T/S Section: 6.8 Pg. 6-14 T/S 6.8.lp specifies the required fuel assembly surveillance program implementation.
This item is CONSISTENT
- 4. SER Section: 5.2.5, Reactor Coolant Pressure Boundary Leakage Pg. 5-6 states:
High nuclear cooling water radiation and high surge tank level are alarmed in the control room. In the event that leakage is alarmed and confirmed in a flow path with no indicators, the staff will ensure that the PVNGS Technical Specifications include the requirement that a water inventory material balance be begun within one hour to determine the extent of the leakage.

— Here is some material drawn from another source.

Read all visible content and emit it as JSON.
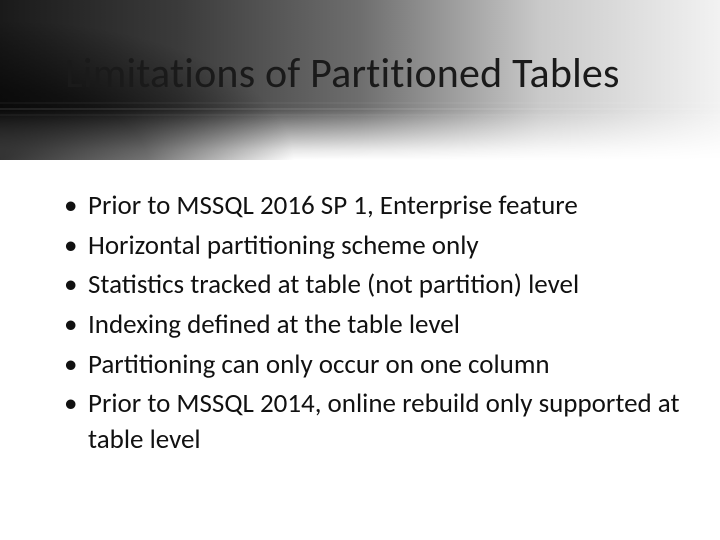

T/S Section: 3/4.4.5 Pg. 3/4 4-19 T/S 3.4.5.2 action d. specifies an inventory balance be performed within one hour of an alarm receipt and confirmation.
This item is CONSISTENT
- 5. SER Section: 6.2.4, Containment Isolation System Pg. 5-6 states:
Furthermore, as a result of staff study of valve leakage due to seal deterioration, leakage integrity tests must be conducted periodically. This requirement, together with testing frequency, will be included in the plant technical specifications.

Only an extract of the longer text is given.